By William Vogeler, Esq. | Last updated on

It's one thing to release a juror who has an admitted bias, but what to do about a juror with a subconscious bias?

We're not talking about the jurors who are actually biased. Let's face it, most prospective jurors will let you know when they cannot be fair.

We're talking about jurors who don't realize they harbor a prejudice. It is a troubling problem for the courts, but at least two federal courts in Washington are trying to deal with it with a new video.

"Unconscious" Bias

The U.S. District Court for the Western District of Washington has produced a video that judges use to complement the voir dire process. It features three speakers -- two attorneys and a judge -- who talk about the issues with "unconscious," or the subconscious, bias.

"It's been proven that most biases happen at an unconscious level," says Judge John Coughenour. "In fact, researchers have found that unconscious bias is part of how we all think and process information."

Jeffrey Robinson, a deputy legal director of the American Civil Liberties Union, explains that everybody has such biases.
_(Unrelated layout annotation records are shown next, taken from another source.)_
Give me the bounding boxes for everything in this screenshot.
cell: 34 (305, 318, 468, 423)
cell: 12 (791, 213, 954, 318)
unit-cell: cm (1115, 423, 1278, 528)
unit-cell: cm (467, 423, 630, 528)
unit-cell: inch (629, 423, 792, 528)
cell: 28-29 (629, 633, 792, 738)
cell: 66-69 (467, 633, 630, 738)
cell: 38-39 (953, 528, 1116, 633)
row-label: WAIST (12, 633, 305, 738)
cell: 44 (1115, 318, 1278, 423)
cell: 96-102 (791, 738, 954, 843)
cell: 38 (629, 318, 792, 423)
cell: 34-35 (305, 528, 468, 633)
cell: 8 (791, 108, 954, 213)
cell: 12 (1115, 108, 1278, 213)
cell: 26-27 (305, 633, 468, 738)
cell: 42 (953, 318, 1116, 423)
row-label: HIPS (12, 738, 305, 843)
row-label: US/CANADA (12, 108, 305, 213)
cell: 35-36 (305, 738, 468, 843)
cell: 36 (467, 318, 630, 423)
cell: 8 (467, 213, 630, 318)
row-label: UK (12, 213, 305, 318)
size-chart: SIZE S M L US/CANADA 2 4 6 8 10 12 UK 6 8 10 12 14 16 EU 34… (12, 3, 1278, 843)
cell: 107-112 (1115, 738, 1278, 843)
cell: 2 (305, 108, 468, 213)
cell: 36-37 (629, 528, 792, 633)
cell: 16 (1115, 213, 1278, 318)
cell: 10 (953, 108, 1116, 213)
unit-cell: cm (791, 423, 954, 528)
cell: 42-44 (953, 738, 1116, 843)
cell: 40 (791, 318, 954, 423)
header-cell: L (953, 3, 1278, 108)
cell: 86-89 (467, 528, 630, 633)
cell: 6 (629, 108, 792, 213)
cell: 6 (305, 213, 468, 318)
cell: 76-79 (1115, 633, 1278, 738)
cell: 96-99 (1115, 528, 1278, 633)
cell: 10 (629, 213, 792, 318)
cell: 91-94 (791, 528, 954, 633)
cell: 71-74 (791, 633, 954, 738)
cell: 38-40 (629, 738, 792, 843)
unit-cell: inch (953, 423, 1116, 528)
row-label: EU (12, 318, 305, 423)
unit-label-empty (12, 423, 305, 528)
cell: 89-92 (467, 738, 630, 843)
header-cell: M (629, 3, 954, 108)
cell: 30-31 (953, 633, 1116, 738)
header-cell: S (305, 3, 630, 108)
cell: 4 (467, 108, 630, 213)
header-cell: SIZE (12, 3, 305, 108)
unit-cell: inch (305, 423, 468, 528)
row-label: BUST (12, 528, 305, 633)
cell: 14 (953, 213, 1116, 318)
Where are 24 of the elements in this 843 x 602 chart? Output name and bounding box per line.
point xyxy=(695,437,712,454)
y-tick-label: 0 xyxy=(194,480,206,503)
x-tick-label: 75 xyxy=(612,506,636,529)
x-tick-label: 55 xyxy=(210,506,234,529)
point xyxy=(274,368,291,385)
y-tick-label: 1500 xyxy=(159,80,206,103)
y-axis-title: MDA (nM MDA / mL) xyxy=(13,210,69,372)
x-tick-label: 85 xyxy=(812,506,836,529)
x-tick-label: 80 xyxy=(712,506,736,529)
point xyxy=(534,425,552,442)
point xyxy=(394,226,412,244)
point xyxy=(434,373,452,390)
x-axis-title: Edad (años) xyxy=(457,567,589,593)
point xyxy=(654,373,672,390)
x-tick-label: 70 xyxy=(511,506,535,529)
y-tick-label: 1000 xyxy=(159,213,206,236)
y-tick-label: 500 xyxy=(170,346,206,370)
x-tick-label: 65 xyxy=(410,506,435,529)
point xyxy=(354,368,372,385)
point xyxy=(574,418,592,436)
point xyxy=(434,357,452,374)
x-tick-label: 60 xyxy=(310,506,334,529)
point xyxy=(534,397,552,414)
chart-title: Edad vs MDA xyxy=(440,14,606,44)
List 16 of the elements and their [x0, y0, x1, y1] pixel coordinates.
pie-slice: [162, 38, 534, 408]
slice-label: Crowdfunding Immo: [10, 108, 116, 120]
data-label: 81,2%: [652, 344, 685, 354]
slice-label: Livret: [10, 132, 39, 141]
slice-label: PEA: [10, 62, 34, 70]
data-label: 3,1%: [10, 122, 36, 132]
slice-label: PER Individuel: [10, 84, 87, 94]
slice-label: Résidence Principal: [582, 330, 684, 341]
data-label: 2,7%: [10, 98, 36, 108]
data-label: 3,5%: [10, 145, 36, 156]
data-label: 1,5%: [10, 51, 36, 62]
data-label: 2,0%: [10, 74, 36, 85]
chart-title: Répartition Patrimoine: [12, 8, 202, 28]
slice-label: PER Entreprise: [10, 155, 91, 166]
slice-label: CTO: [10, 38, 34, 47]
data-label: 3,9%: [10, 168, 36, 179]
"It's the set of automatic preferences deep in our brains that instantaneously influence our decisions and how we perceive people and situations without conscious awareness," he says in the video, which cost $15,000 to produce.

Challenges and Cause

While jurors may be challenged for bias, it is another thing for them to identify it in themselves. Calvin Lai, a researcher at Harvard's Project Implicit lab, says it is difficult to change behavior.

"Simply understanding that your biases exist doesn't necessarily mean you're going to stop yourself from acting on them in the moment," Lai told the ABA Journal.

In a study of more than 700,000 people, most people said they had no preference between black and white people. However, the same study showed that 70 percent of the respondents showed a subconscious preference for whites over blacks.

Harvard's project, which is administered online, allows respondents to screen themselves for biases based on race, religion, disability, and other human characteristics.